Howard was certified as a middle level generalist. Other certification areas include special needs certificate for special education teachers, individual subject areas, and guidance counseling.
The process is designed to take several years, said Board President Ashli Dreher, who is also a nationally board-certified teacher.
“It really is designed for teacher growth, learning over a number of years, and it is quite a bit of work,” she said. “It says here that there are 2,179 teachers in New York state that are nationally board-certified. We have about 300,000 teachers in New York state. That’s actually a low percentage of teachers that have earned this distinction. It is a very rigorous process.”
•Dreher also introduced Peter J. (PJ) Marston III, who is nationally ranked in drag racing.
“He had nine wins. He is the 2021 Lancaster drag racing champion and the national drag racing champion,” she said. “It says no one has ever won both of those track championships concurrently in any division, so he’s the only one to have done that. There are only two IHRA-sanctioned (International Hot Rod Association) tracks in New York state. Peter won both, making him No. 1 in the state among junior drivers. He won a Gamblers race in West Salem, Ohio, against 60 or more of the top junior drivers from New York, Pennsylvania and Ohio. And he traveled to and competed in the world finals in Memphis, Tennessee, and was selected as No. 9 on the drag champ top 10 list for all junior driver divisions across the country in the 13- to 15-year-old age bracket.”
She also pointed out P.J. can qualify for junior dragster status for three to four more years before he has to move on to a full-sized race car.
“Most junior drivers don’t enjoy that level of success in an eight-year career, let alone in one year, and he has a number of years left before he moves on to his full-sized race cars,” Dreher said.
P.J. said his interest in drag racing started when he and his dad went out to “race his little sled. So, I used to go out with him. And then, we watched the juniors one night. I told him that we had to have one. Then we just started doing it. It became more and more of a thing.”
He described his winning season of drag racing as “pretty fun,” and said he is looking forward to continuing to compete.
“It’s going to be hard to do (it) again, so we just want to do the same thing that we did this year,” P.J. said. He added that he has gotten a great deal of support from his parents, Pete Marston Jr., and Sue Marston, as well as from such sponsors as Pinto, Island Pet Lodge, and Chasson Racing Engines.
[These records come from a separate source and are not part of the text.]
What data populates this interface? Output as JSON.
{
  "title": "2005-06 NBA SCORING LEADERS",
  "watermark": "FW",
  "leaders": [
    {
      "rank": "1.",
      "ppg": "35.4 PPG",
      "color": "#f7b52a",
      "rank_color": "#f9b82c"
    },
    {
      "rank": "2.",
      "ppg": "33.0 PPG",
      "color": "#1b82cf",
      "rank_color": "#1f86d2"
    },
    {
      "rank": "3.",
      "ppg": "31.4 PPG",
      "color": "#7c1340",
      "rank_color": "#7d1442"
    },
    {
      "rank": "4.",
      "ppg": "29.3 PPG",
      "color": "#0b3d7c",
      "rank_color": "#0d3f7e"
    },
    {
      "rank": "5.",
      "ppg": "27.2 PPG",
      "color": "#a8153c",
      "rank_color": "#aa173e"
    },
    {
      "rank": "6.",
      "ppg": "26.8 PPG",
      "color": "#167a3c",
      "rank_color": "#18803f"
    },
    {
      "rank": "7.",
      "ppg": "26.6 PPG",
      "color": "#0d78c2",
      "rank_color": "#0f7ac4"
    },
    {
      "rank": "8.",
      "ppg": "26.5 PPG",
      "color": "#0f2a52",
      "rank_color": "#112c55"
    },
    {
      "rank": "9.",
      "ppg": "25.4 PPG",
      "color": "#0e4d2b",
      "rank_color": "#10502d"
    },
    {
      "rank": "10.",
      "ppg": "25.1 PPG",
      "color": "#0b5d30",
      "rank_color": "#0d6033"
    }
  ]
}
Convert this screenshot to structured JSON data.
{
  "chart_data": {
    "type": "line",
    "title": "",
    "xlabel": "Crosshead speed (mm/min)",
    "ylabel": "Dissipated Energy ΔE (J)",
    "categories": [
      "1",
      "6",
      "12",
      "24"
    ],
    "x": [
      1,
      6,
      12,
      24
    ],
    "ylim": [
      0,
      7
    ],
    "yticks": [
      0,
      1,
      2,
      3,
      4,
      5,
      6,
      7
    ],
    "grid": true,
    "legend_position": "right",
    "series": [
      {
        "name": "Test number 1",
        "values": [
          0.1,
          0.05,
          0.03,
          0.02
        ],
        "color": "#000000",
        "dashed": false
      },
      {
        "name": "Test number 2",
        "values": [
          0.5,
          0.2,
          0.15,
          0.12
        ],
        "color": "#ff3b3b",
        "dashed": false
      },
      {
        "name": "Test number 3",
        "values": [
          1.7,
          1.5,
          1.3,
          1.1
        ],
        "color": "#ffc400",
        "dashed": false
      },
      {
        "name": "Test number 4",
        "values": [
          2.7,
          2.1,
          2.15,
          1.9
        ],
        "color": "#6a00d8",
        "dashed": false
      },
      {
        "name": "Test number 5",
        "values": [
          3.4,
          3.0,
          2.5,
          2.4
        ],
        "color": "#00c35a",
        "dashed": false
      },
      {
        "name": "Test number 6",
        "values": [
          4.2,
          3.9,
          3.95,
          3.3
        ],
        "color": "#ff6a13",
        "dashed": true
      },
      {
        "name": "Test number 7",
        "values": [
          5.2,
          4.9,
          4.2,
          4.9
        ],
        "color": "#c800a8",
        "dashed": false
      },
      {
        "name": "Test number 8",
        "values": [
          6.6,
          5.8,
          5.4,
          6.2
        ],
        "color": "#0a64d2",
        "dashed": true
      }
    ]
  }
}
Dreher told P.J., “We’re very proud of you. There are a lot of students over the years, whether it’s baton throwing or drag racing. I think that we’ve had someone in boxing, but this is quite an achievement, and we are so proud of you for going out there and representing us well. Your parents must be very proud, but we are also proud of you in the Grand Island community and being part of the national stage. Representing your home town means a lot to all of us. Thank you very much and congratulations.”